Leonardo’s Basement is a maker space for kids with locations in Minneapolis and St. Paul. They do a variety of classes and workshops throughout the summer and school year. Their philosophical approach encourages kids to try something new, take risks, and accept failures. It’s a place of creative community where six-year-old girls are using power tools and teenage boys are cooking or sewing.
This summer both Adam and I taught classes at Leonardo’s Basement. Adam taught a class for teens on programming Lego Mindstorms using Arduino. I taught a class for upper elementary kids on testing and changing various recipes, and another for lower elementary kids on crafting whatever they wanted. I found it to be a great — and almost therapeutic — experience to teach students in a setting that is so completely different from the structure of school.
The second week of August was Superhero Week at Leonardo’s Basement. Throughout the week, kids were working on numerous projects related to comics, superheroes, and other “nerdy” pop culture icons. The week ended with a celebration on Saturday for the public to attend. Adam and I stopped by to check out some of the projects.

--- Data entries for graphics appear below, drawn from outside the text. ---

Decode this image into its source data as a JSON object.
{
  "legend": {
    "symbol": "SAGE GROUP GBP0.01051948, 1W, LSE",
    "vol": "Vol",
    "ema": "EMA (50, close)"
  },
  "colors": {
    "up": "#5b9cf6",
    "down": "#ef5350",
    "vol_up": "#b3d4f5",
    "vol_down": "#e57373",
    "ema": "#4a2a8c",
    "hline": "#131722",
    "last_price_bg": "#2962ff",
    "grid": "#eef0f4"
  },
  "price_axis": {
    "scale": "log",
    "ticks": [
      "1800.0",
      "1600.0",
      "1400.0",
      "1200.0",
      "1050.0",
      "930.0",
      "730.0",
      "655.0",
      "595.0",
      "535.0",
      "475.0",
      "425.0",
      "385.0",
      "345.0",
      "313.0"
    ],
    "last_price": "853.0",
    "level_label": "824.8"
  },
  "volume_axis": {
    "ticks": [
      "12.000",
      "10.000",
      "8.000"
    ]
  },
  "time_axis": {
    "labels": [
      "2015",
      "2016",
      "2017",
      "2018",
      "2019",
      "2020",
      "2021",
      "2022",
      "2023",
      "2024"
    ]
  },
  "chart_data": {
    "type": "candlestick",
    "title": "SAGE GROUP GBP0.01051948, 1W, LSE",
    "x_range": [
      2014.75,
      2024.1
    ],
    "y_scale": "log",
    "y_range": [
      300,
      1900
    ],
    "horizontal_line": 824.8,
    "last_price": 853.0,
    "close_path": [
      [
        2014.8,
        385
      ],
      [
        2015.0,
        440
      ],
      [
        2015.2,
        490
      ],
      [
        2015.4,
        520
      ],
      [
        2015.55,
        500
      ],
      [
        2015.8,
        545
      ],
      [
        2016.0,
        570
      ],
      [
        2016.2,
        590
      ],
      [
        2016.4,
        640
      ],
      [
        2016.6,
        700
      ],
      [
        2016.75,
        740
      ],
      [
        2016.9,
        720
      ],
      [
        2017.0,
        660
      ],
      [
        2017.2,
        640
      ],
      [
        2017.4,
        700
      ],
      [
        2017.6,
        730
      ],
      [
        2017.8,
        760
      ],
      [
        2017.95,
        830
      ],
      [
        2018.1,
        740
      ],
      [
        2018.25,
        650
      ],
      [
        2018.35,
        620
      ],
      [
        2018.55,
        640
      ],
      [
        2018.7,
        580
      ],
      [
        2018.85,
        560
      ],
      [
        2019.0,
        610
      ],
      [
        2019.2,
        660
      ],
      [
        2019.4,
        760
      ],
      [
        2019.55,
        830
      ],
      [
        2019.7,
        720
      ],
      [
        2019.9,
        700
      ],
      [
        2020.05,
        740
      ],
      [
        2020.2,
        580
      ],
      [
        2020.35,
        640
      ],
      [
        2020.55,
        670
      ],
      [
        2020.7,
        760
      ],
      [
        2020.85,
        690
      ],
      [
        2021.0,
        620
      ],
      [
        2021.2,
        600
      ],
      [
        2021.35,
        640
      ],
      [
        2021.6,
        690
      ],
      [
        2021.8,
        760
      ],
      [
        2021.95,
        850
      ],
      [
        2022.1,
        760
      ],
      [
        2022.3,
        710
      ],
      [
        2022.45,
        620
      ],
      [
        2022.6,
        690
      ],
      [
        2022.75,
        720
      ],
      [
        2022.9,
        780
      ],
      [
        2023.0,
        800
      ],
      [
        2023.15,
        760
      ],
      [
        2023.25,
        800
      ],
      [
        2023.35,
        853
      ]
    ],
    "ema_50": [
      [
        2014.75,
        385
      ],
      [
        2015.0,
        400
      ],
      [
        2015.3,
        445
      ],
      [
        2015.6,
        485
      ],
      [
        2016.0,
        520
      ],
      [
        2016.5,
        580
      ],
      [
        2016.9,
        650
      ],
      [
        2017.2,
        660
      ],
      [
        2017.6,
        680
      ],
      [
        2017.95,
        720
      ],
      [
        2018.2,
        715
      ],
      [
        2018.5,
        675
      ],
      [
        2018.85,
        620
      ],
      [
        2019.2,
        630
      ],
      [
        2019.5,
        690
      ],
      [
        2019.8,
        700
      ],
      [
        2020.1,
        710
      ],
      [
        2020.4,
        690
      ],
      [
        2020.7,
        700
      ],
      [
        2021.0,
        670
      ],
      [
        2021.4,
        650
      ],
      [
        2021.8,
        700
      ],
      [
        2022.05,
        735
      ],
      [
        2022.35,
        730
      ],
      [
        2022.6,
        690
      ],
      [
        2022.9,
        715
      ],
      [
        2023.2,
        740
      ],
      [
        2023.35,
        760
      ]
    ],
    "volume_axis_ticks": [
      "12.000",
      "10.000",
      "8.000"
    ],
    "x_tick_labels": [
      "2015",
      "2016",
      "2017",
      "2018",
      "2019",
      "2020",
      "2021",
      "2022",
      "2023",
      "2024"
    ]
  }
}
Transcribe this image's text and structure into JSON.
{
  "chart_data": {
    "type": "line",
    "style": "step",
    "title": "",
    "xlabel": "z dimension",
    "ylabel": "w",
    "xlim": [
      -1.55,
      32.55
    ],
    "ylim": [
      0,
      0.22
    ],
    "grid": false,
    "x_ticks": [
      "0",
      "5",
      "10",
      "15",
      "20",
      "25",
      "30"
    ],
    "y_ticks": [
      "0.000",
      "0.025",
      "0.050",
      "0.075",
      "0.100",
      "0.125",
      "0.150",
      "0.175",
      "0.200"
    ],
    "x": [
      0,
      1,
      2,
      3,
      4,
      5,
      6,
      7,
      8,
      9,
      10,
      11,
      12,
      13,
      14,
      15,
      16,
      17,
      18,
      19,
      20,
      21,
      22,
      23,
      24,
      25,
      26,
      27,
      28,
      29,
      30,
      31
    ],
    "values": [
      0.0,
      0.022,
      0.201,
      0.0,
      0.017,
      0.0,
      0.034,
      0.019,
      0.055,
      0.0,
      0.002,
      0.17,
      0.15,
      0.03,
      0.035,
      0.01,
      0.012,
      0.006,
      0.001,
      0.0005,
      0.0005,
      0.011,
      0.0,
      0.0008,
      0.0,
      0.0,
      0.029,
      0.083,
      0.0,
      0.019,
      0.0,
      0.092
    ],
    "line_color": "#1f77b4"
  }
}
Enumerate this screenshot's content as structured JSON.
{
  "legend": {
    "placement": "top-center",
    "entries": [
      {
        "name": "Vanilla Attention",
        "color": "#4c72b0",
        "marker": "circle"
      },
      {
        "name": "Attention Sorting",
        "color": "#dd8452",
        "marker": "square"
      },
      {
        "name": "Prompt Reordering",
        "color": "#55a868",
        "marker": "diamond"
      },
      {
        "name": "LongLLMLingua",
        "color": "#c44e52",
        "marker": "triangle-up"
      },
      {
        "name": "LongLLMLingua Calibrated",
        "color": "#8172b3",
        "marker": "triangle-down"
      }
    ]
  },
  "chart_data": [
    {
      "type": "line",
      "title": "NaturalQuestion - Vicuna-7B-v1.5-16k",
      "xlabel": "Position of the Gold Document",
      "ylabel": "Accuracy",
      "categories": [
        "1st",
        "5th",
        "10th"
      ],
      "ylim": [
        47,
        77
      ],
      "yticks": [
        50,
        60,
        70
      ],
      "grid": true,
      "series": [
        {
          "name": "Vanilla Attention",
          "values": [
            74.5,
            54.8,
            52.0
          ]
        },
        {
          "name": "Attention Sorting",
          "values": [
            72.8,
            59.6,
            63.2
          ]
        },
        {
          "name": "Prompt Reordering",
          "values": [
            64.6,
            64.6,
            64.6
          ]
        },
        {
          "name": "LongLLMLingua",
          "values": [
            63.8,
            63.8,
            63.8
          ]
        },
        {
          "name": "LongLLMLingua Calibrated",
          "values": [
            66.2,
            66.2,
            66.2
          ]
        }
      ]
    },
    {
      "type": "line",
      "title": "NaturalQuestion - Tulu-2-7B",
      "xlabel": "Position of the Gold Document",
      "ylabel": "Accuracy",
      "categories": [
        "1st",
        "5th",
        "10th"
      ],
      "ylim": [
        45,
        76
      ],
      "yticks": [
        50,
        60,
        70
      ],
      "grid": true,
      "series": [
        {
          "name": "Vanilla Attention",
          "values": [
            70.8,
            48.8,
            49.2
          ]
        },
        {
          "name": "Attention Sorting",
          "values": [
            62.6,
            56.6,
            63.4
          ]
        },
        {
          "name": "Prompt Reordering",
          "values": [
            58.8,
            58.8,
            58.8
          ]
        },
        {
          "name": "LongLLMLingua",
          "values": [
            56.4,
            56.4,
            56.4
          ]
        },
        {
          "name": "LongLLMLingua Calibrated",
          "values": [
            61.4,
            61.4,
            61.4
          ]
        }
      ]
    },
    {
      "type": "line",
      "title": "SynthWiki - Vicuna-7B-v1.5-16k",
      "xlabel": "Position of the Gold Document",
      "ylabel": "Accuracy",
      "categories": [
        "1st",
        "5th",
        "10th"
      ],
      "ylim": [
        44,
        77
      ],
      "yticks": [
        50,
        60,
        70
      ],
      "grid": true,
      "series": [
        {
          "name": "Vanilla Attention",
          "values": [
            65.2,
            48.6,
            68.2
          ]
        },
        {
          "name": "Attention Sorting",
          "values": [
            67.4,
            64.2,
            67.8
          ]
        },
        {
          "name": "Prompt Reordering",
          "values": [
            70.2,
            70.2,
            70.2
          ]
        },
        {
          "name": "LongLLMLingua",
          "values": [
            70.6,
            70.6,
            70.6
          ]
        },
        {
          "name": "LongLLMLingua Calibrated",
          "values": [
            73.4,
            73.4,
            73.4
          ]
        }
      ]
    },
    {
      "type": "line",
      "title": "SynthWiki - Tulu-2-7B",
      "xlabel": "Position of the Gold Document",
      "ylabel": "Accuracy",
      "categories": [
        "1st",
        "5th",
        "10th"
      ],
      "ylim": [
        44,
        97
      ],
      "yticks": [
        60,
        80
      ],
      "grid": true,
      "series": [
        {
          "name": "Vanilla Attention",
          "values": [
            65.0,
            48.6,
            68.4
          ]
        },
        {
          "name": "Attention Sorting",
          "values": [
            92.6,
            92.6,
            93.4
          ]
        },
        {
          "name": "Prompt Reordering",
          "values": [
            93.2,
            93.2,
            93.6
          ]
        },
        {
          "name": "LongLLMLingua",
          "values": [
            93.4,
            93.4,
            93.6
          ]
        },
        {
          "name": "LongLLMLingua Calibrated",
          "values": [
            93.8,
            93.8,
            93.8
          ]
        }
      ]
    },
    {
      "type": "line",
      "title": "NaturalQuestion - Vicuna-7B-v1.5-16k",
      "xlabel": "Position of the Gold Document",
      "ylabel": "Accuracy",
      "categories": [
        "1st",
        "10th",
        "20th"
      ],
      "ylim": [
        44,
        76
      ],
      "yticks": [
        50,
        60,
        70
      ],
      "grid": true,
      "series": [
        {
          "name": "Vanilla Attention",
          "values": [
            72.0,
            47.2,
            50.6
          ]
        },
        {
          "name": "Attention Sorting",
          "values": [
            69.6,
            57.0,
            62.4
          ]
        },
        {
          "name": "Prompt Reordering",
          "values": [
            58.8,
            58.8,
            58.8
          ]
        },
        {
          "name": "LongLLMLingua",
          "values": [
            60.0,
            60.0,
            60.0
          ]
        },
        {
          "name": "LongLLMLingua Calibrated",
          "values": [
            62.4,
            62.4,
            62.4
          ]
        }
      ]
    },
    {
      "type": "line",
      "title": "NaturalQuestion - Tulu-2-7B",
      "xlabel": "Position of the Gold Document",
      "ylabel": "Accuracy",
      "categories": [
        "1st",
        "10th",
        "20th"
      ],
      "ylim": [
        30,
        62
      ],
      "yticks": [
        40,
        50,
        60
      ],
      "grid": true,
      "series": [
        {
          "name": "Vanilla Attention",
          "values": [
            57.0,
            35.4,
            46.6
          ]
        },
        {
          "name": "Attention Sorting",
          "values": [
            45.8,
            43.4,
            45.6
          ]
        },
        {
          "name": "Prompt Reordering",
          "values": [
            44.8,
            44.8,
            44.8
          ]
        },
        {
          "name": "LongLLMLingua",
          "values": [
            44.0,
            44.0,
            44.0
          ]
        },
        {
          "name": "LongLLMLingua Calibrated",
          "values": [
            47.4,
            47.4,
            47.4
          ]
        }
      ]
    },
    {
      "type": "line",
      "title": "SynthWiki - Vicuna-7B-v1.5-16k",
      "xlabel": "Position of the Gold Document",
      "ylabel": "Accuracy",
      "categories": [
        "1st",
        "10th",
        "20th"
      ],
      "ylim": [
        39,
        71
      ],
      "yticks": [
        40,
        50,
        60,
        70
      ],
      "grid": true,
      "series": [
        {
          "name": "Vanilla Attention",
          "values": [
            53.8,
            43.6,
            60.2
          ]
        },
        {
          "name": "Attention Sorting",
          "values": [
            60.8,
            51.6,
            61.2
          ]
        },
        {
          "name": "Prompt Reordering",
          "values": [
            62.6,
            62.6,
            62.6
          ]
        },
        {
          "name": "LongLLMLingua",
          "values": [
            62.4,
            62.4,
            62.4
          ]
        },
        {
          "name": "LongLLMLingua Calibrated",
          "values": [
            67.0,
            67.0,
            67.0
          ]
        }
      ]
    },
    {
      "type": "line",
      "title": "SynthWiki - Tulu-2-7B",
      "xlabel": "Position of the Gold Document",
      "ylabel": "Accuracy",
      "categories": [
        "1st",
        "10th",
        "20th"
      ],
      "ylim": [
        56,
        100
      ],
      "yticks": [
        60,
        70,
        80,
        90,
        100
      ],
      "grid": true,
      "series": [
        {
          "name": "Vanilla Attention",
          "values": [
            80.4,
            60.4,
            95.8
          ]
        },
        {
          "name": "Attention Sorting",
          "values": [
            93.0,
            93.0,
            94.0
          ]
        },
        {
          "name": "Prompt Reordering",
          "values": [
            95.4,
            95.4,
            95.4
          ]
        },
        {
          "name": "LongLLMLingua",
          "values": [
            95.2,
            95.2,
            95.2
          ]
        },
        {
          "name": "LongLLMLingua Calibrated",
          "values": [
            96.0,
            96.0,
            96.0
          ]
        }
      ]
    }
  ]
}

Everything was set up in the baseball fields next to the building. With the help of some amazing volunteers, they had built a wood and cardboard version of Gotham City and Wayne Manor. There were activities like face painting and a cartoonist within the buildings of Gotham city as well.
They had also built a Batmobile that was built from an old golf cart.
Many icons from Doctor Who also made an appearance including the TARDIS, a Dalek, and a weeping angel.
Towards the back of the field were two superhero glider zip lines. You could ride two different gliders down the hill.
One of the coolest things was set up on the pitcher’s mound of the baseball diamond — an Iron Man model. Inside the feet of the model were a series of rocket engines that would propel Iron Man through the air.
Of course, there were also adults and kids alike dressed up as their favorite superheroes.
It was amazing to see what the kids had created with standard materials and limited help from adults.